Résumé
Les répercussions des bouleversements politiques, notamment en Égypte après 2011 et ailleurs dans le monde arabe, ont donné naissance à une structure supra-monopolistique des systèmes de production musicale et des plateformes de streaming, reflétant les stratégies politiques postrévolutionnaires dans un contexte de restauration autocratique dans toute la région. Si l'ère numérique a initialement offert une plus grande liberté et créativité à une « classe dissidente médiatisée » en plein essor et aux courants musicaux contre-culturels, les stratégies post-2013 ont de plus en plus instrumentalisé les plateformes numériques pour imposer un contrôle autoritaire et restreindre l'expression musicale.
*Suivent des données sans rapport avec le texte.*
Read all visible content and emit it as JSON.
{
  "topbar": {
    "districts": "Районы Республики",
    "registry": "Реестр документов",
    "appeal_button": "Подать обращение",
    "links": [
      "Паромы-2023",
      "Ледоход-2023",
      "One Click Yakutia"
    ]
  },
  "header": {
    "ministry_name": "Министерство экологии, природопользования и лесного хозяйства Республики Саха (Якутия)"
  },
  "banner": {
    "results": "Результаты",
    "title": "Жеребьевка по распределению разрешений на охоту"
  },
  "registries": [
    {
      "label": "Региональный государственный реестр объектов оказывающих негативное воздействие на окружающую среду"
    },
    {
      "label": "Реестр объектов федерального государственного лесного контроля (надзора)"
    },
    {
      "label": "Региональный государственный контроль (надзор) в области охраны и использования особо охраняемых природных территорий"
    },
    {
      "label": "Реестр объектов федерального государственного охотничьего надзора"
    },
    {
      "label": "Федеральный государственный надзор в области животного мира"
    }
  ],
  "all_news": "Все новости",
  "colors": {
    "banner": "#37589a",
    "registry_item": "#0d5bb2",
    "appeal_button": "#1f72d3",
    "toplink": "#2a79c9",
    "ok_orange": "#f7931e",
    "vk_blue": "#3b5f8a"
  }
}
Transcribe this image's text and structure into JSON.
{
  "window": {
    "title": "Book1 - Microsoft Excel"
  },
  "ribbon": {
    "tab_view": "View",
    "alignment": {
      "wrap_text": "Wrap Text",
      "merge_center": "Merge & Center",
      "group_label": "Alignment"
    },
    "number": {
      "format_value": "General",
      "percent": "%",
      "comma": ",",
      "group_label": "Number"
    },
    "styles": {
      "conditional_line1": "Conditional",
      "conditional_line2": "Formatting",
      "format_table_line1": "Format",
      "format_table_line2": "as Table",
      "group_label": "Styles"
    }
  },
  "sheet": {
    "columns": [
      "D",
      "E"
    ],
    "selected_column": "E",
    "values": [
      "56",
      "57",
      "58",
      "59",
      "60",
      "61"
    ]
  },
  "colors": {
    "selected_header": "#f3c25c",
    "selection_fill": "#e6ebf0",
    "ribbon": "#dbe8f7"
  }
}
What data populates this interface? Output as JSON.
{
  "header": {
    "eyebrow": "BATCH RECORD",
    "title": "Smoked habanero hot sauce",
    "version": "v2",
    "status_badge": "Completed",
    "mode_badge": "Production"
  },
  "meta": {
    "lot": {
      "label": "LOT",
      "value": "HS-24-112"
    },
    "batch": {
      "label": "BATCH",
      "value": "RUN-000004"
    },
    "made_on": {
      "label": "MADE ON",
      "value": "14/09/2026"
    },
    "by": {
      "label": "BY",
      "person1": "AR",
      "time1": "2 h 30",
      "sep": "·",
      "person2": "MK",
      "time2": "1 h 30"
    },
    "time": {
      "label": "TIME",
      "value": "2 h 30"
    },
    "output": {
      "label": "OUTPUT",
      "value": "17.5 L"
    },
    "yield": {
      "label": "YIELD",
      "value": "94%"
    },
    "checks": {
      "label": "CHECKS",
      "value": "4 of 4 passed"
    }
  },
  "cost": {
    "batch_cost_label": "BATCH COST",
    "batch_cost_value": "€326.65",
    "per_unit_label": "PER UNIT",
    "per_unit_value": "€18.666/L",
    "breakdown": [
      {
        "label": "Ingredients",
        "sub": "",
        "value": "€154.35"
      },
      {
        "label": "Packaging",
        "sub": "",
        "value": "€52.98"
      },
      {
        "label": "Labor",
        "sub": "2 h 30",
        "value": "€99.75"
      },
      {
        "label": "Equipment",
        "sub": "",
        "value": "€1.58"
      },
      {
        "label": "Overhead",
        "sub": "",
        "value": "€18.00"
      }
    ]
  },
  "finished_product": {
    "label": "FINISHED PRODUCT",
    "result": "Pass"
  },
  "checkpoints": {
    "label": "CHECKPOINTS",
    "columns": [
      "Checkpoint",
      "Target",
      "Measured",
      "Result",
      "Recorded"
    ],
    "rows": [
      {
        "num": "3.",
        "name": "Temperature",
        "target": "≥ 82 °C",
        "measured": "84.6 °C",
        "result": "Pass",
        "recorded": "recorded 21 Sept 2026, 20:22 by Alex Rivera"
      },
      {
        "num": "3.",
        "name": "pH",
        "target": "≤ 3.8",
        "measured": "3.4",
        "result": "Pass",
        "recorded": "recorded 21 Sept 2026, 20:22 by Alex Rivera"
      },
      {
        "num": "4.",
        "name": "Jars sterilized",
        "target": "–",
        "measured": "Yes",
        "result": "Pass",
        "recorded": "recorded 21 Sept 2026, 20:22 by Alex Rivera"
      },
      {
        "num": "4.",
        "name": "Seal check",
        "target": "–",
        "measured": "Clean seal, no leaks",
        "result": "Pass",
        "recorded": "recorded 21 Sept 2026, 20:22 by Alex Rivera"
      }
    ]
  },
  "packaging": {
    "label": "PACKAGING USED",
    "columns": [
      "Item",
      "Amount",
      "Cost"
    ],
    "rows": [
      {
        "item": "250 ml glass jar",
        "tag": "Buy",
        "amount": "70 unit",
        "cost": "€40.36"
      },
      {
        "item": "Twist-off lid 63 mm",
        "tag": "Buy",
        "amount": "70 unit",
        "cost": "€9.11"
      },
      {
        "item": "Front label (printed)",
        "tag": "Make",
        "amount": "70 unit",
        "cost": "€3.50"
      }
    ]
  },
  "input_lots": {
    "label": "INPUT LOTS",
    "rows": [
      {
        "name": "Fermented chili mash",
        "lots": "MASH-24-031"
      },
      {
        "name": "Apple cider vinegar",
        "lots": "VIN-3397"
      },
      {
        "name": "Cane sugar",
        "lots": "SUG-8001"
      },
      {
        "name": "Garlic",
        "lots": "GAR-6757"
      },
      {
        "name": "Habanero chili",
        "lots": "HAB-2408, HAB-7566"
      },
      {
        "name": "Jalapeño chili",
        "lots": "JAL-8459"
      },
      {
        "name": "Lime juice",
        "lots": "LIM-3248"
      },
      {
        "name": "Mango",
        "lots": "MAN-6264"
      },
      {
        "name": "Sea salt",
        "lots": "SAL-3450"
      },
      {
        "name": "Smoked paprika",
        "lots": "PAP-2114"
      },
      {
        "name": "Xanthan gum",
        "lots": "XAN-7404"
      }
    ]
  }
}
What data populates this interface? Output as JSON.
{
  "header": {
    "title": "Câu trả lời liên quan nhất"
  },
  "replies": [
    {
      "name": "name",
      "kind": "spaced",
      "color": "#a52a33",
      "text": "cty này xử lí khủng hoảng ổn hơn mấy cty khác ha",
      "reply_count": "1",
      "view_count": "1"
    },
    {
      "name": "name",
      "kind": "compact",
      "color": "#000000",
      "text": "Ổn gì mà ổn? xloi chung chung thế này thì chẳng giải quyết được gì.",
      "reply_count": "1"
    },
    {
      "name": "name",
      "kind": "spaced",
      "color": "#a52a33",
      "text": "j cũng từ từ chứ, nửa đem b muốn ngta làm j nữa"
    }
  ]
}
Parallèlement, les réseaux sociaux, devenus essentiels pour la médiation, la promotion et le marketing musicaux, ont reflété les polarisations sociales et politiques plus larges qui ont émergé après 2013.
Cet article vise à examiner la scène musicale numérique ultra-contemporaine en Égypte dans ce contexte socioculturel plus large. Comment les producteurs des courants indie, mahragānāt et electroshaabi ont-ils contourné la censure institutionnelle, les impositions autoritaires et les divisions sociales ? Dans quelle mesure ont-ils conservé leur indépendance par rapport à la musique pop mainstream et sont-ils progressivement devenus partie intégrante de ces courants dominants ?
Je soutiens dans cet article que la monopolisation des systèmes de production et de distribution musicales, ainsi que les réglementations structurelles soutenues par l'État régissant les espaces de médiation musicale, ont repris sous une forme numérique, dans le cadre d'efforts plus larges visant à contrôler et à contenir les mouvements sociaux controversés sur les réseaux sociaux. Ce paysage en pleine évolution remet en question les dichotomies traditionnelles – telles que pop contre underground, numérique contre physique, commercial contre indépendant, et local contre mondial – dans un cadre culturel défini par les tendances du remix, les positionnements sociopolitiques confus et le contrôle concentré de l'industrie musicale numérique.